This allows you to use secrets without hardcoding them into scripts.

Cluster Resources

TODO

✏️ Interactive Yens

✏️ Yen-Slurm Cluster

✏️ Kitchen demo!

💻 Run a mystery python script

Login to the Yens.

Take a note of which interactive yen (yen[1-5]) you are on. Then, open a new terminal (or second tab if using Jupyter), and connect to the same yen.

Now you should have two terminals, both conneted to the same interactive yen.

In one of the terminals, run a mystery script four times:

cd yens-onboarding-2025/exercises/scripts
python3 mystery_script.py
  1. While the script is running, in a second terminal connected to the same yen, watch the script run while running htop.

  2. While the script is running, in a second terminal connected to the same yen, watch the script run while running htop -u $USER.

  3. While the script is running, in a second terminal connected to the same yen, watch the script run while running watch userload.

  4. To time the script, run in one of the terminals:

time python3 mystery_script.py

Key things to watch:

  • Peak RAM usage
  • Number of cores used
  • Runtime

Compare with your neighbor the time, cores and RAM usage for this script.

❓ What do you see?

🟩/🟥

Now we know how many resources the script needs, we can submit it as a batch job to the scheduler requesting the resources from it.

Submitting your first Yen-Slurm job

Navigate to ~/yens-onboarding-2025/exercises/slurm directory:

cd ~/yens-onboarding-2025/exercises/slurm

Let’s make your first slurm job script. You can do this in JupyterHub usign Text Editor.

  1. Make a new file in the slurm directory called my_first_job.slurm.

  2. Start the file with the bash shebang line:

    #!/bin/bash
    

    This line is called a “shebang.” It tells the system to run the script using the Bash shell interpreter (/bin/bash). This ensures consistent behavior for shell commands like cd, source, and environment variables — regardless of the user’s default shell.

  3. Add Slurm job configuration flags that request appropriate resources (replace your_email with your Stanford email):

    #SBATCH --job-name=my-first-job
    #SBATCH --output=my-first-job.out
    #SBATCH --time=10:00
    #SBATCH --mem=4G
    #SBATCH --cpus-per-task=1
    #SBATCH --mail-type=ALL
    #SBATCH --mail-user=your_email@stanford.edu
    

    The --output=my-first-job.out flag tells Slurm to save all job outputs (printed to screen) in a text file named my-first-job.out in the same directory (~/yens-onboarding-2025/exercises/slurm).
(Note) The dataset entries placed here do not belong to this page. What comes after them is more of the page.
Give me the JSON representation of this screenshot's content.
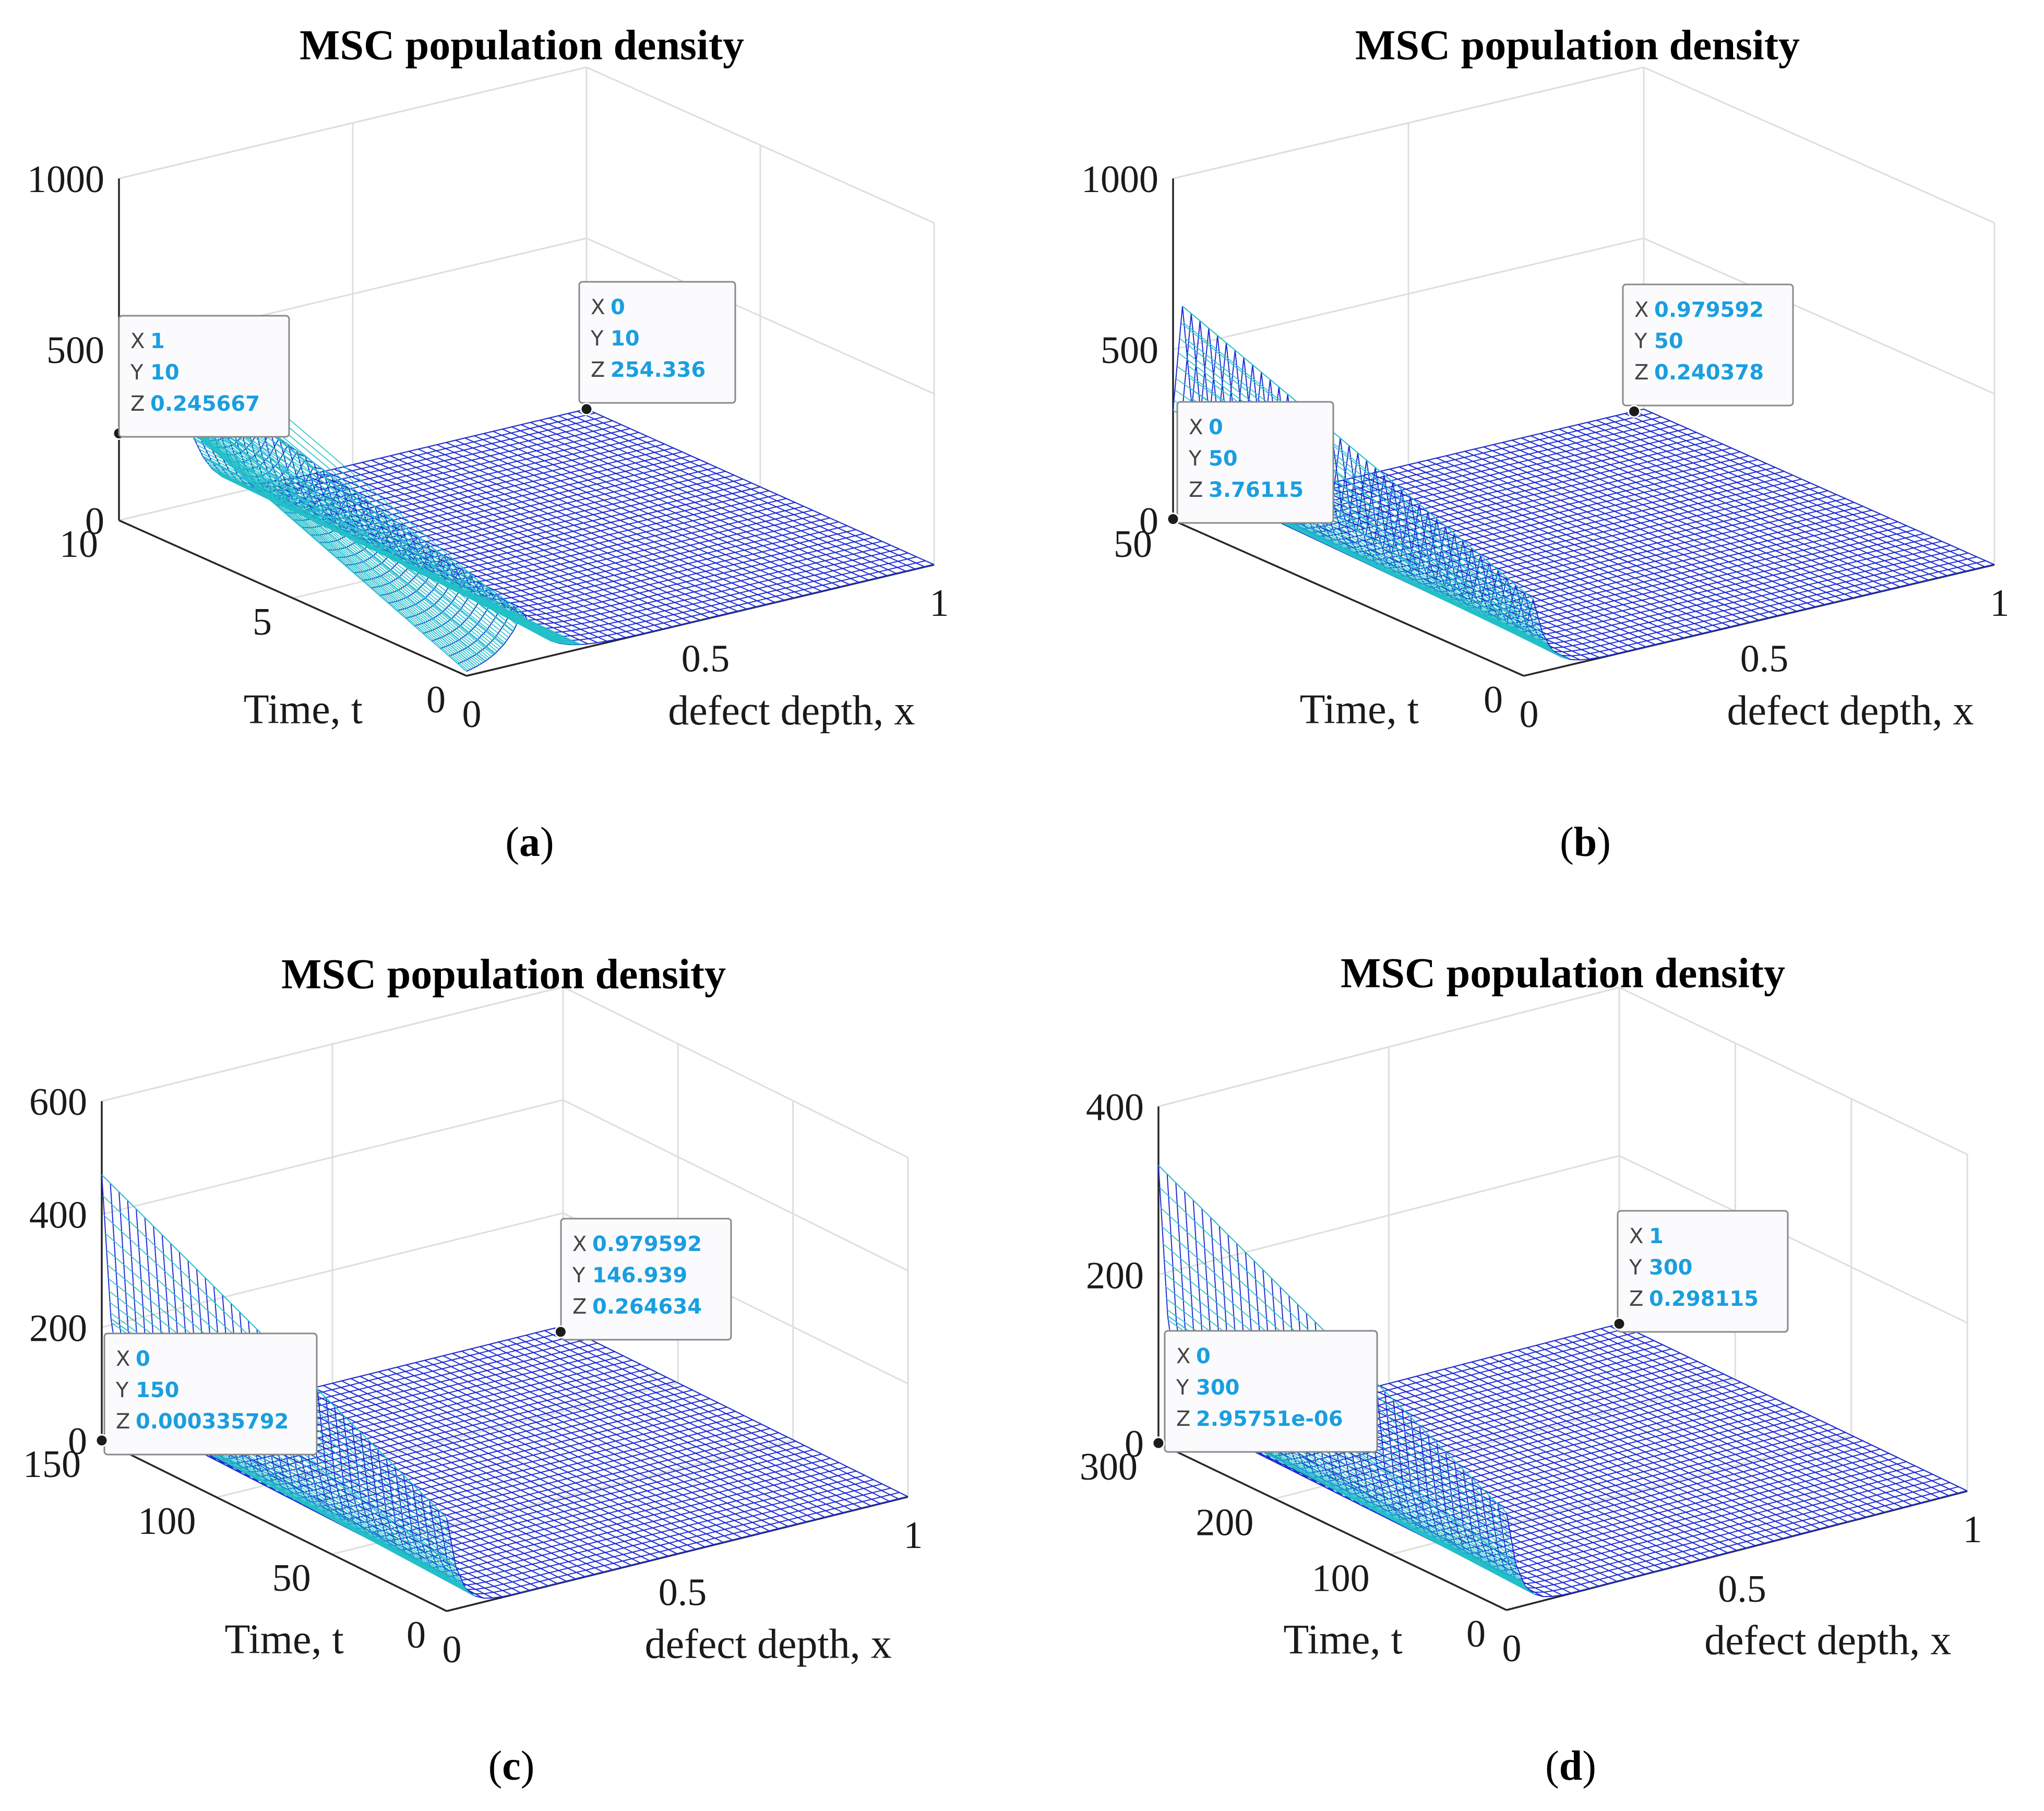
{
  "figure_labels": [
    "a",
    "b",
    "c",
    "d"
  ],
  "chart_data": [
    {
      "type": "surface",
      "label": "a",
      "title": "MSC population density",
      "xlabel": "defect depth, x",
      "ylabel": "Time, t",
      "xlim": [
        0,
        1
      ],
      "ylim": [
        0,
        10
      ],
      "zlim": [
        0,
        1000
      ],
      "xticks": [
        0,
        0.5,
        1
      ],
      "xtick_labels": [
        "0",
        "0.5",
        "1"
      ],
      "yticks": [
        0,
        5,
        10
      ],
      "ytick_labels": [
        "0",
        "5",
        "10"
      ],
      "zticks": [
        0,
        500,
        1000
      ],
      "ztick_labels": [
        "0",
        "500",
        "1000"
      ],
      "profile": {
        "peak_x": 0.12,
        "peak_z": 420,
        "edge_z": 254.336,
        "width": 0.05
      },
      "datatips": [
        {
          "x": 0,
          "y": 10,
          "z": 254.336,
          "x_label": "0",
          "y_label": "10",
          "z_label": "254.336"
        },
        {
          "x": 1,
          "y": 10,
          "z": 0.245667,
          "x_label": "1",
          "y_label": "10",
          "z_label": "0.245667"
        }
      ]
    },
    {
      "type": "surface",
      "label": "b",
      "title": "MSC population density",
      "xlabel": "defect depth, x",
      "ylabel": "Time, t",
      "xlim": [
        0,
        1
      ],
      "ylim": [
        0,
        50
      ],
      "zlim": [
        0,
        1000
      ],
      "xticks": [
        0,
        0.5,
        1
      ],
      "xtick_labels": [
        "0",
        "0.5",
        "1"
      ],
      "yticks": [
        0,
        50
      ],
      "ytick_labels": [
        "0",
        "50"
      ],
      "zticks": [
        0,
        500,
        1000
      ],
      "ztick_labels": [
        "0",
        "500",
        "1000"
      ],
      "profile": {
        "peak_x": 0.02,
        "peak_z": 620,
        "edge_z": 3.76115,
        "width": 0.03
      },
      "datatips": [
        {
          "x": 0.979592,
          "y": 50,
          "z": 0.240378,
          "x_label": "0.979592",
          "y_label": "50",
          "z_label": "0.240378"
        },
        {
          "x": 0,
          "y": 50,
          "z": 3.76115,
          "x_label": "0",
          "y_label": "50",
          "z_label": "3.76115"
        }
      ]
    },
    {
      "type": "surface",
      "label": "c",
      "title": "MSC population density",
      "xlabel": "defect depth, x",
      "ylabel": "Time, t",
      "xlim": [
        0,
        1
      ],
      "ylim": [
        0,
        150
      ],
      "zlim": [
        0,
        600
      ],
      "xticks": [
        0,
        0.5,
        1
      ],
      "xtick_labels": [
        "0",
        "0.5",
        "1"
      ],
      "yticks": [
        0,
        50,
        100,
        150
      ],
      "ytick_labels": [
        "0",
        "50",
        "100",
        "150"
      ],
      "zticks": [
        0,
        200,
        400,
        600
      ],
      "ztick_labels": [
        "0",
        "200",
        "400",
        "600"
      ],
      "profile": {
        "peak_x": 0.0,
        "peak_z": 470,
        "edge_z": 0.000335792,
        "width": 0.025
      },
      "datatips": [
        {
          "x": 0.979592,
          "y": 146.939,
          "z": 0.264634,
          "x_label": "0.979592",
          "y_label": "146.939",
          "z_label": "0.264634"
        },
        {
          "x": 0,
          "y": 150,
          "z": 0.000335792,
          "x_label": "0",
          "y_label": "150",
          "z_label": "0.000335792"
        }
      ]
    },
    {
      "type": "surface",
      "label": "d",
      "title": "MSC population density",
      "xlabel": "defect depth, x",
      "ylabel": "Time, t",
      "xlim": [
        0,
        1
      ],
      "ylim": [
        0,
        300
      ],
      "zlim": [
        0,
        400
      ],
      "xticks": [
        0,
        0.5,
        1
      ],
      "xtick_labels": [
        "0",
        "0.5",
        "1"
      ],
      "yticks": [
        0,
        100,
        200,
        300
      ],
      "ytick_labels": [
        "0",
        "100",
        "200",
        "300"
      ],
      "zticks": [
        0,
        200,
        400
      ],
      "ztick_labels": [
        "0",
        "200",
        "400"
      ],
      "profile": {
        "peak_x": 0.0,
        "peak_z": 330,
        "edge_z": 2.95751e-06,
        "width": 0.025
      },
      "datatips": [
        {
          "x": 1,
          "y": 300,
          "z": 0.298115,
          "x_label": "1",
          "y_label": "300",
          "z_label": "0.298115"
        },
        {
          "x": 0,
          "y": 300,
          "z": 2.95751e-06,
          "x_label": "0",
          "y_label": "300",
          "z_label": "2.95751e-06"
        }
      ]
    }
  ]
}
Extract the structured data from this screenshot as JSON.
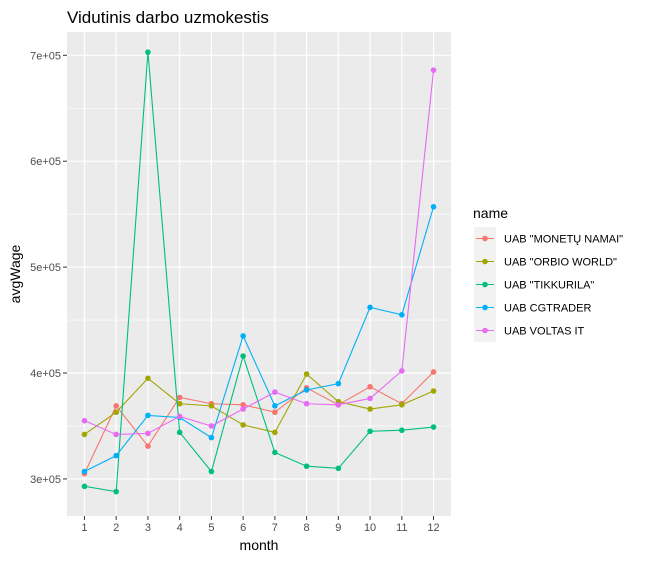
{
  "chart_data": {
    "type": "line",
    "title": "Vidutinis darbo uzmokestis",
    "xlabel": "month",
    "ylabel": "avgWage",
    "x": [
      1,
      2,
      3,
      4,
      5,
      6,
      7,
      8,
      9,
      10,
      11,
      12
    ],
    "x_ticks": [
      "1",
      "2",
      "3",
      "4",
      "5",
      "6",
      "7",
      "8",
      "9",
      "10",
      "11",
      "12"
    ],
    "xlim": [
      0.45,
      12.55
    ],
    "ylim": [
      265000,
      722000
    ],
    "y_ticks": [
      300000,
      400000,
      500000,
      600000,
      700000
    ],
    "y_tick_labels": [
      "3e+05",
      "4e+05",
      "5e+05",
      "6e+05",
      "7e+05"
    ],
    "grid": true,
    "legend": {
      "title": "name",
      "placement": "right"
    },
    "series": [
      {
        "name": "UAB \"MONETŲ NAMAI\"",
        "color": "#F8766D",
        "values": [
          305000,
          369000,
          331000,
          377000,
          371000,
          370000,
          363000,
          386000,
          370000,
          387000,
          371000,
          401000
        ]
      },
      {
        "name": "UAB \"ORBIO WORLD\"",
        "color": "#A3A500",
        "values": [
          342000,
          363000,
          395000,
          371000,
          369000,
          351000,
          344000,
          399000,
          373000,
          366000,
          370000,
          383000
        ]
      },
      {
        "name": "UAB \"TIKKURILA\"",
        "color": "#00BF7D",
        "values": [
          293000,
          288000,
          703000,
          344000,
          307000,
          416000,
          325000,
          312000,
          310000,
          345000,
          346000,
          349000
        ]
      },
      {
        "name": "UAB CGTRADER",
        "color": "#00B0F6",
        "values": [
          307000,
          322000,
          360000,
          358000,
          339000,
          435000,
          369000,
          384000,
          390000,
          462000,
          455000,
          557000
        ]
      },
      {
        "name": "UAB VOLTAS IT",
        "color": "#E76BF3",
        "values": [
          355000,
          342000,
          343000,
          359000,
          350000,
          366000,
          382000,
          371000,
          370000,
          376000,
          402000,
          686000
        ]
      }
    ]
  }
}
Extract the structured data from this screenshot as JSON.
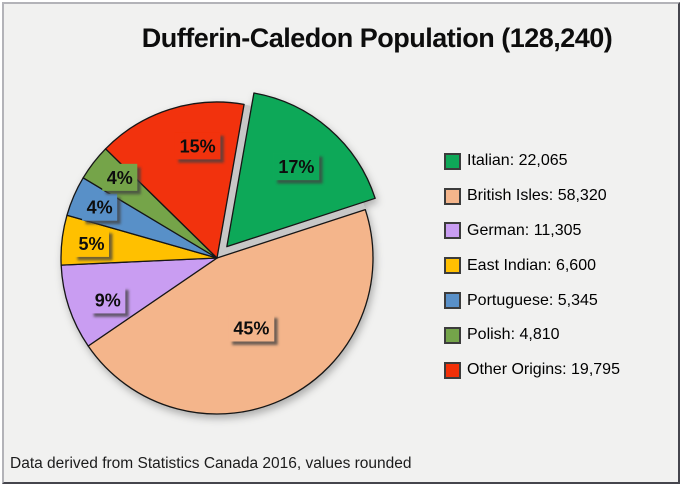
{
  "title": "Dufferin-Caledon Population (128,240)",
  "footnote": "Data derived from Statistics Canada 2016, values rounded",
  "background_color": "#f1f1f0",
  "chart_data": {
    "type": "pie",
    "title": "Dufferin-Caledon Population (128,240)",
    "total": 128240,
    "start_angle_deg": 10,
    "direction": "clockwise",
    "legend_position": "right",
    "source_note": "Data derived from Statistics Canada 2016, values rounded",
    "slices": [
      {
        "name": "Italian",
        "value": 22065,
        "pct_label": "17%",
        "legend_label": "Italian: 22,065",
        "color": "#0fa858",
        "exploded": true,
        "label_r": 0.68,
        "label_angle_offset": 0
      },
      {
        "name": "British Isles",
        "value": 58320,
        "pct_label": "45%",
        "legend_label": "British Isles: 58,320",
        "color": "#f4b58b",
        "exploded": false,
        "label_r": 0.5,
        "label_angle_offset": 0
      },
      {
        "name": "German",
        "value": 11305,
        "pct_label": "9%",
        "legend_label": "German: 11,305",
        "color": "#c99df2",
        "exploded": false,
        "label_r": 0.75,
        "label_angle_offset": -2.5
      },
      {
        "name": "East Indian",
        "value": 6600,
        "pct_label": "5%",
        "legend_label": "East Indian: 6,600",
        "color": "#ffc002",
        "exploded": false,
        "label_r": 0.81,
        "label_angle_offset": 0
      },
      {
        "name": "Portuguese",
        "value": 5345,
        "pct_label": "4%",
        "legend_label": "Portuguese: 5,345",
        "color": "#5990c8",
        "exploded": false,
        "label_r": 0.82,
        "label_angle_offset": 0
      },
      {
        "name": "Polish",
        "value": 4810,
        "pct_label": "4%",
        "legend_label": "Polish: 4,810",
        "color": "#74a44a",
        "exploded": false,
        "label_r": 0.81,
        "label_angle_offset": 2
      },
      {
        "name": "Other Origins",
        "value": 19795,
        "pct_label": "15%",
        "legend_label": "Other Origins: 19,795",
        "color": "#f23008",
        "exploded": false,
        "label_r": 0.73,
        "label_angle_offset": 8
      }
    ]
  }
}
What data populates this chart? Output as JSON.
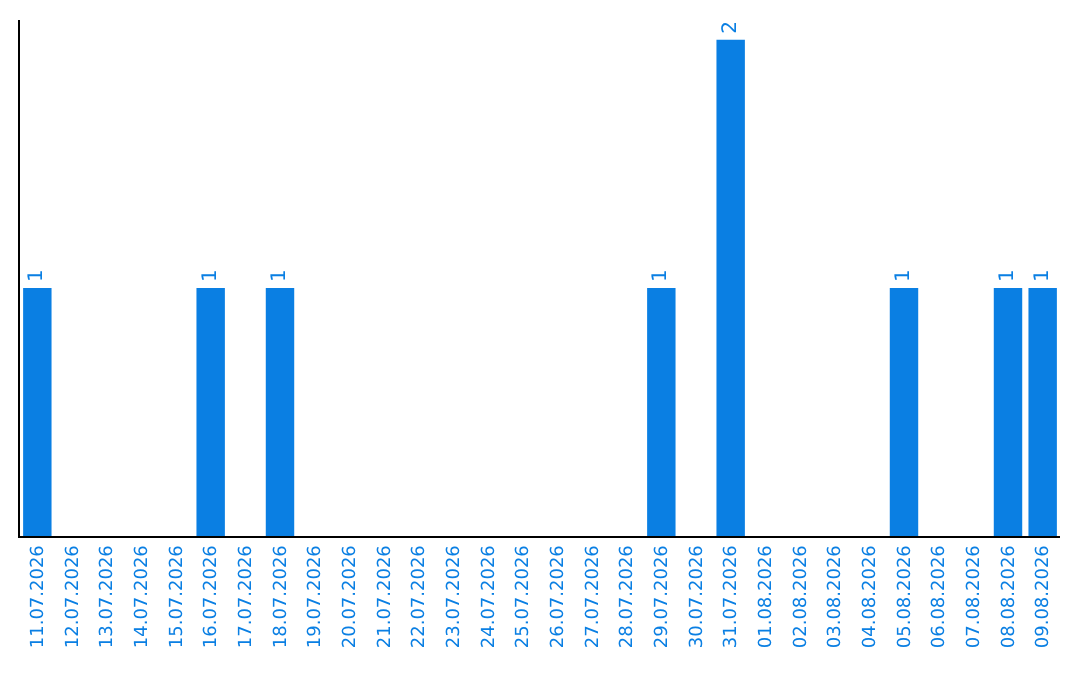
{
  "chart_data": {
    "type": "bar",
    "categories": [
      "11.07.2026",
      "12.07.2026",
      "13.07.2026",
      "14.07.2026",
      "15.07.2026",
      "16.07.2026",
      "17.07.2026",
      "18.07.2026",
      "19.07.2026",
      "20.07.2026",
      "21.07.2026",
      "22.07.2026",
      "23.07.2026",
      "24.07.2026",
      "25.07.2026",
      "26.07.2026",
      "27.07.2026",
      "28.07.2026",
      "29.07.2026",
      "30.07.2026",
      "31.07.2026",
      "01.08.2026",
      "02.08.2026",
      "03.08.2026",
      "04.08.2026",
      "05.08.2026",
      "06.08.2026",
      "07.08.2026",
      "08.08.2026",
      "09.08.2026"
    ],
    "values": [
      1,
      0,
      0,
      0,
      0,
      1,
      0,
      1,
      0,
      0,
      0,
      0,
      0,
      0,
      0,
      0,
      0,
      0,
      1,
      0,
      2,
      0,
      0,
      0,
      0,
      1,
      0,
      0,
      1,
      1
    ],
    "value_labels": [
      "1",
      null,
      null,
      null,
      null,
      "1",
      null,
      "1",
      null,
      null,
      null,
      null,
      null,
      null,
      null,
      null,
      null,
      null,
      "1",
      null,
      "2",
      null,
      null,
      null,
      null,
      "1",
      null,
      null,
      "1",
      "1"
    ],
    "color": "#0a7fe3",
    "ylim": [
      0,
      2.08
    ]
  }
}
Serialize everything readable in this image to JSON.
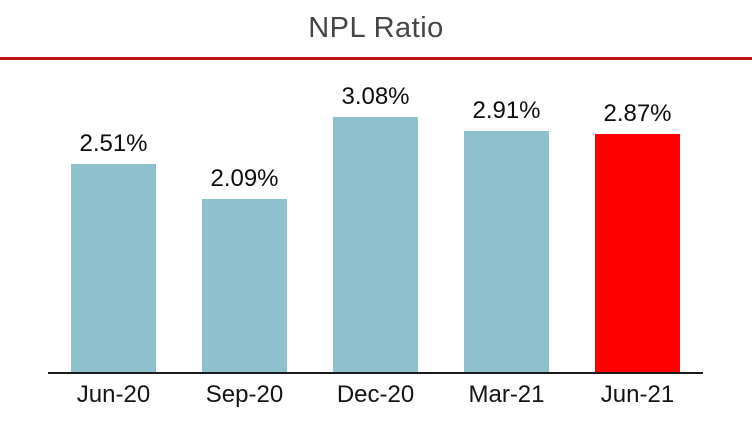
{
  "title": "NPL Ratio",
  "chart_data": {
    "type": "bar",
    "title": "NPL Ratio",
    "categories": [
      "Jun-20",
      "Sep-20",
      "Dec-20",
      "Mar-21",
      "Jun-21"
    ],
    "values": [
      2.51,
      2.09,
      3.08,
      2.91,
      2.87
    ],
    "value_labels": [
      "2.51%",
      "2.09%",
      "3.08%",
      "2.91%",
      "2.87%"
    ],
    "xlabel": "",
    "ylabel": "",
    "ylim": [
      0,
      3.52
    ],
    "grid": false,
    "legend": "none",
    "y_axis_visible": false,
    "bar_colors": [
      "#8DC1CE",
      "#8DC1CE",
      "#8DC1CE",
      "#8DC1CE",
      "#FF0000"
    ],
    "colors": {
      "bar_default": "#8DC1CE",
      "bar_highlight": "#FF0000",
      "title_text": "#454545",
      "title_divider": "#C31414",
      "axis_line": "#1A1A1A",
      "label_text": "#0D0D0D"
    }
  }
}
  4. Finally, add a line to print a message:

    echo "Hello there!"
    

Save this file.

🟩/🟥

💻 Let’s submit it:

Run:

sbatch my_first_job.slurm

You’ll see output like:

Submitted batch job 123456

The 123456 is a job ID which is unique for every job on the cluster.

Monitoring slurm jobs

View the job queue:

squeue

Or filter to just your jobs:

squeue -u $USER

Cancel a job if needed:

scancel <job-id>

Checking results

After the job completes:

Look at the .out file created:

cat my-first-job.out

You should see:

Hello there!

If you included your email in --mail-user, you’ll also receive an email from Slurm when the job starts and ends.

Summary

You’re now ready to:

  • Connect and move around the Yens

  • Copy data to/from the cluster

  • Create and use virtual environments

  • Run code from both notebooks and the terminal

  • Manage packages and secrets in a reproducible way

  • Measure CPU/RAM needs interactively

  • Submit your first Slurm job